A subsequent study found the BINS to possess a sensitivity of 70% and a specificity of 71% when a population of infants born prematurely was screened at 12 and 24 months.38
Both studies used the Bayley Scales of Infant Development–II as the gold standard. The BINS requires only about 10 minutes to administer, but requires experience in standardized assessment and familiarity with infant development.39 A recent study found the BINS insensitive in the detection of developmental delays as compared with the Bayley Scales of Infant Development–II in environmentally at-risk children at ages of 6 months and 12 months.40
Tests of questionable value
Denver–II
The Denver Developmental Screening Test (DDST) was introduced in 1967. Research has consistently found it lacking in sensitivity. In response to this criticism, a revised version, the Denver II, was released in 1992.41
The Denver II is the most commonly used developmental screening tool.6 It combines direct observation and parental report. The tool consists of 125 items, organized into 4 developmental domains: gross motor, fine motor/adaptive, language, and personal/social. Items are displayed in bars that indicate the ages in which 25%, 75%, and 90% of children in the standardization study mastered a given task. A Denver test kit consists of scoring pads, materials used in eliciting skills, and a technical manual that details the appropriate administration and scoring of the test. Thirty-one percent of items can be addressed by parental report; the remainder requires observation of elicited skills.42
Though the Denver II used more than 2000 children to establish normative data, all of them were from Colorado, undermining our ability to generalize this data to a more heterogeneous population. Furthermore, both versions of the test were published without data on the test’s validity, sensitivity, and specificity. The authors have instead relied on the significance of a child falling outside of the normal range as evidence of delay. This approach has been criticized.
Two studies have examined the validity of the Denver–II. In 1992, Glascoe et al43 studied a demographically representative sample of 102 children and found that though the Denver II had a high sensitivity (83%), it had an unacceptably low specificity (43%). Attempts to improve specificity through categorizing questionable/untestable scores as normal raised specificity to 80%, but at the expense of sensitivity, dropping it to 56%.43 Assuming a 16% prevalence of developmental disorders, the low specificity of the Denver–II would produce suspect scores in nearly 3 out of 5 children tested, but true problems could only be expected to be found in 1 of 4 children with suspect scores.
A follow-up study of 89 children by Glascoe and Byrne44 found the Denver–II to possess excellent sensitivity (83%) but similarly disappointing specificity (26%), producing a positive predictive value of 28% in the study population (20% prevalence of disabilities).

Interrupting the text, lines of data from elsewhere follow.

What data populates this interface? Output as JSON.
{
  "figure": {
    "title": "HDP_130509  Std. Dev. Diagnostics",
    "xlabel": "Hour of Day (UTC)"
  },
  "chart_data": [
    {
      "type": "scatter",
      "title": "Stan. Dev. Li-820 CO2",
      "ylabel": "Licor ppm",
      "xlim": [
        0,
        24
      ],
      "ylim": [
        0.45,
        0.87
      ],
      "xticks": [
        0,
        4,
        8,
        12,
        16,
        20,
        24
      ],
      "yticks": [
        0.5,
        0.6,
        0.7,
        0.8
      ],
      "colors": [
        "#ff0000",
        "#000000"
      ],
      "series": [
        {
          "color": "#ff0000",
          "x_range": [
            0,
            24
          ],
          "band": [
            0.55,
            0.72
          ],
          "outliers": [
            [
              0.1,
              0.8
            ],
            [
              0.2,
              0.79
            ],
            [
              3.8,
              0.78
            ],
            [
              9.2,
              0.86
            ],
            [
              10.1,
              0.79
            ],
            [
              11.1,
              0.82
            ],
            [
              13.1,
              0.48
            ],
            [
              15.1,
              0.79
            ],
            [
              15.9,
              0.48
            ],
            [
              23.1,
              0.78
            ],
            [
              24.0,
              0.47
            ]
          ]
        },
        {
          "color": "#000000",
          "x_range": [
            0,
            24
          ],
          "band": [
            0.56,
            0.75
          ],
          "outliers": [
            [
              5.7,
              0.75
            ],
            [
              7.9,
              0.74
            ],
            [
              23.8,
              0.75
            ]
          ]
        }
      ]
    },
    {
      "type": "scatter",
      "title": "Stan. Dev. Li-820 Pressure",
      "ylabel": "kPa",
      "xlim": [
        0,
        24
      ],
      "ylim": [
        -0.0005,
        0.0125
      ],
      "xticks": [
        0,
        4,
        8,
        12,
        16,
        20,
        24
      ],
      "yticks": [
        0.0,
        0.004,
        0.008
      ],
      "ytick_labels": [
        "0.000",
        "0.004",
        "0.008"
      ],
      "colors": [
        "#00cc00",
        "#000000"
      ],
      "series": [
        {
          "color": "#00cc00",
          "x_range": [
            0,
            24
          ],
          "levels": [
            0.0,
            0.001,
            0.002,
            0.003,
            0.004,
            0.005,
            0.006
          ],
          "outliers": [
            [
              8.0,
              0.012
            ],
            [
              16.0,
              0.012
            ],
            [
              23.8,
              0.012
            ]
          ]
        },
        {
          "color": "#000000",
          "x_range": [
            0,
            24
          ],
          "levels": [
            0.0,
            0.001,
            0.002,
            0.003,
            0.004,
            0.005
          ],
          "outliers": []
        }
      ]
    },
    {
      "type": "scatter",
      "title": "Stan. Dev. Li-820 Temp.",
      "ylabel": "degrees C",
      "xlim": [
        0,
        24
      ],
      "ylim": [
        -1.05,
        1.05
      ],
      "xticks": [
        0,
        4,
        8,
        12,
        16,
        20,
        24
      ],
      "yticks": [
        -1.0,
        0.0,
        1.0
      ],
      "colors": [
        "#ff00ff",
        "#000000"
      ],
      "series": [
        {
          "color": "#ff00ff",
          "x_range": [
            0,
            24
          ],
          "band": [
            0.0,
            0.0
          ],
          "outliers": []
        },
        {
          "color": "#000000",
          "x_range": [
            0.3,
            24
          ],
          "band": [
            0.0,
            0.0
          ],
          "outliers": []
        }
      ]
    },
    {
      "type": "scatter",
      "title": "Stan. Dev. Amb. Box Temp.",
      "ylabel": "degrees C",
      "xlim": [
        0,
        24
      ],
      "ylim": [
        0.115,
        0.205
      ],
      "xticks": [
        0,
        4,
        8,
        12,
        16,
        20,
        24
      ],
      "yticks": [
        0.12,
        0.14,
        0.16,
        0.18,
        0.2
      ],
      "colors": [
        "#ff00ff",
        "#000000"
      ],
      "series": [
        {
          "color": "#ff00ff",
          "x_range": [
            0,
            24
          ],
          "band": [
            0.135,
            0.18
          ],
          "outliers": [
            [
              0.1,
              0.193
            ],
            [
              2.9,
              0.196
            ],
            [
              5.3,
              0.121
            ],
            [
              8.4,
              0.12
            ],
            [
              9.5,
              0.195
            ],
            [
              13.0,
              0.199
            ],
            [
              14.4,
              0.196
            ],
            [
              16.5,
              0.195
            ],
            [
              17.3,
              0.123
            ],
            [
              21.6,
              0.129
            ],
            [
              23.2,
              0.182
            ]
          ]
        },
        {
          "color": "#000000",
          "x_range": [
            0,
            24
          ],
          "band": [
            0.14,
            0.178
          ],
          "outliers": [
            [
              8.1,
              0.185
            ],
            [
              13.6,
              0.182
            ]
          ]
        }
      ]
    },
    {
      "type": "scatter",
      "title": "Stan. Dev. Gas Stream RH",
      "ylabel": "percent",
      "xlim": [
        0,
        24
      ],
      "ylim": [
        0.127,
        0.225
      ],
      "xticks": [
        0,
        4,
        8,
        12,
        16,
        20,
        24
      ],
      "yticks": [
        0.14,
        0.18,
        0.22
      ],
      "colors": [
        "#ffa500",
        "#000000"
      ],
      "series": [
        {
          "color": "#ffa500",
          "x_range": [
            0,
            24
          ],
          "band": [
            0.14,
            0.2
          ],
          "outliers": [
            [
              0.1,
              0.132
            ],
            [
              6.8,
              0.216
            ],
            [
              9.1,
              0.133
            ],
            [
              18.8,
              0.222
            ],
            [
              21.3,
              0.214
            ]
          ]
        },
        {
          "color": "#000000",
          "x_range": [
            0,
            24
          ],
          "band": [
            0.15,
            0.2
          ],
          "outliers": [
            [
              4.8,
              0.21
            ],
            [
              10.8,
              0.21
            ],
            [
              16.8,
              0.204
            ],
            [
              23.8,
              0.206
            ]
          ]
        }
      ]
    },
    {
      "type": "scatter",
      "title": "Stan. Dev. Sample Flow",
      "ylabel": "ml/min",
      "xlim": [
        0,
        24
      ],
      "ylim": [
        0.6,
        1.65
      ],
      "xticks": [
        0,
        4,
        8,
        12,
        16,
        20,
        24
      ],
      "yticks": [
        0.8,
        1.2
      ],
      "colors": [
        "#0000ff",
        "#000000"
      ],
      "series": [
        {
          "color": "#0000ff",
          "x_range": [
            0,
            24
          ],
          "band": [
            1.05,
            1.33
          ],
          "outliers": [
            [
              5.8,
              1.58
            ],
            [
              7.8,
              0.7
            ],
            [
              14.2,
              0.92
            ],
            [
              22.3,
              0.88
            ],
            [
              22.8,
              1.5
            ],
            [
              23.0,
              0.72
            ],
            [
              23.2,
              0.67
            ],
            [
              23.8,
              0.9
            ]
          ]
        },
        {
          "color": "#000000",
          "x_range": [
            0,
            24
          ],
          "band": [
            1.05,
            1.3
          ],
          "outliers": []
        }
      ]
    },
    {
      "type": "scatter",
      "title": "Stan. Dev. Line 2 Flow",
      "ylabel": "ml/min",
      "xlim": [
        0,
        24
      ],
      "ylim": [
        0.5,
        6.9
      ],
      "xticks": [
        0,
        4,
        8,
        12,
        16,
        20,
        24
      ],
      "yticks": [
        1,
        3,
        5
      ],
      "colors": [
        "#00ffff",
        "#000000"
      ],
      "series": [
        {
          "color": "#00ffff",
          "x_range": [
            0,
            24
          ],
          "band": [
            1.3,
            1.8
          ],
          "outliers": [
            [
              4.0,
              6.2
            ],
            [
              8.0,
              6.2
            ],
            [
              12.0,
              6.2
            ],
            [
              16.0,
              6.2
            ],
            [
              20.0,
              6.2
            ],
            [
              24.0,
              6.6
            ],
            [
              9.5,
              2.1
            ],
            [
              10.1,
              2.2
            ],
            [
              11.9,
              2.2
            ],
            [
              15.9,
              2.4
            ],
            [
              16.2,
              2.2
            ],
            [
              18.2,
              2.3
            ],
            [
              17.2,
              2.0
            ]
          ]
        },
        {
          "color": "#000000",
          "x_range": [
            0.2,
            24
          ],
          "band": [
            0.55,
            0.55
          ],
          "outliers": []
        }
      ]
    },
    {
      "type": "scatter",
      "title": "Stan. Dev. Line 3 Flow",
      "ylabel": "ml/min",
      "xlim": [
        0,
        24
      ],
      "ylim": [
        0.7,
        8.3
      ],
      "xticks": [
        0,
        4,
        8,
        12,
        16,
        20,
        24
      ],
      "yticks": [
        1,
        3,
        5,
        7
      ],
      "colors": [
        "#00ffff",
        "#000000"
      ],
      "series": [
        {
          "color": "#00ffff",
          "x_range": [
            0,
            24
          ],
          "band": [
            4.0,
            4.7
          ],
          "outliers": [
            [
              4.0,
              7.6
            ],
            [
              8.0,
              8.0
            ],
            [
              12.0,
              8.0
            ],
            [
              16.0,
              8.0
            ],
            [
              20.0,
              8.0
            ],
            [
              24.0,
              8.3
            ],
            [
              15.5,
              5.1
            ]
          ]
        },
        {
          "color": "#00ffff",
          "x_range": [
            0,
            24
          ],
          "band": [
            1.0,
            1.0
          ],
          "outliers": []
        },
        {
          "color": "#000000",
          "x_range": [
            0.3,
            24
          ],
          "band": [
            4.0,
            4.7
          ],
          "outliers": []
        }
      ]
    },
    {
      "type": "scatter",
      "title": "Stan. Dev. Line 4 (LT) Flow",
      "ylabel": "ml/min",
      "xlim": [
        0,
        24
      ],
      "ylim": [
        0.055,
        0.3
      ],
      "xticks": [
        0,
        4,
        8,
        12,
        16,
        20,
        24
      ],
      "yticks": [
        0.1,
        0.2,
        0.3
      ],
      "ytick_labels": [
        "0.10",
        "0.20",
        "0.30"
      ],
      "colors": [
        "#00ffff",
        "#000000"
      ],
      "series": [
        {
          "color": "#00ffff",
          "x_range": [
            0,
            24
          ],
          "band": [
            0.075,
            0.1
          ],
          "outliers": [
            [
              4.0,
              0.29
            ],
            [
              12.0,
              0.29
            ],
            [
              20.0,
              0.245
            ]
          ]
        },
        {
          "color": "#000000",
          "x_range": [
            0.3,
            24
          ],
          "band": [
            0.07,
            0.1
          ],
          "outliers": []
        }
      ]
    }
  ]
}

In both studies, a battery of tests similar to those used to determine eligibility for special services were used as the gold standard. Properly performed, administration of the Denver–II requires approximately 20 minutes.42 Shortened versions or informal scoring of the Denver–II can only further degrade the questionable validity of this measure.
Child Development Inventories
The Child Development Inventory or CDI, formerly known as the Minnesota Child Development Inventory, was created to provide a systematic, standardized method for parents to report on their children’s strengths, problems, and present development. The original 300-item instrument has been broken down into instruments that apply to 3 age intervals.
The CDI measures a child’s development in 8 areas: social, self-help, gross motor, fine motor, expressive language, language comprehension, letters, and numbers. It consists of a 300-item booklet and answer sheet for the parent to complete and a profile sheet for recording the results. It was standardized on a sample of 568 children from South St. Paul Minnesota, a predominantly Caucasian, working-class community near a large metropolitan area.44
Parents complete the questionnaire by circling Yes/No responses to the statements. Children are considered “borderline” if their CDI scores are 25% below chronological age (1.5 standard deviations [SD] below the mean) and “delayed” if their scores are >30% below chronological age (2.0 SD). The CDI has been researched in presumed normal populations and in high-risk populations such as children born prematurely.
In a high-risk population of infants and children, it was found to have a sensitivity of 80% and specificity of 96% for detecting developmental delay (ie, CDI scores >2.0 SD below the mean) when compared with to the Bayley Scales of Infant Development–II, using 2 SD below the mean as the cutoff.45 It seems to have particular utility for screening at-risk children even when applied to a population of low socioeconomic status and low education level.46 In addition to validity, good predictive value has been established for future cognitive, reading, academic, intellectual, and adaptive functioning.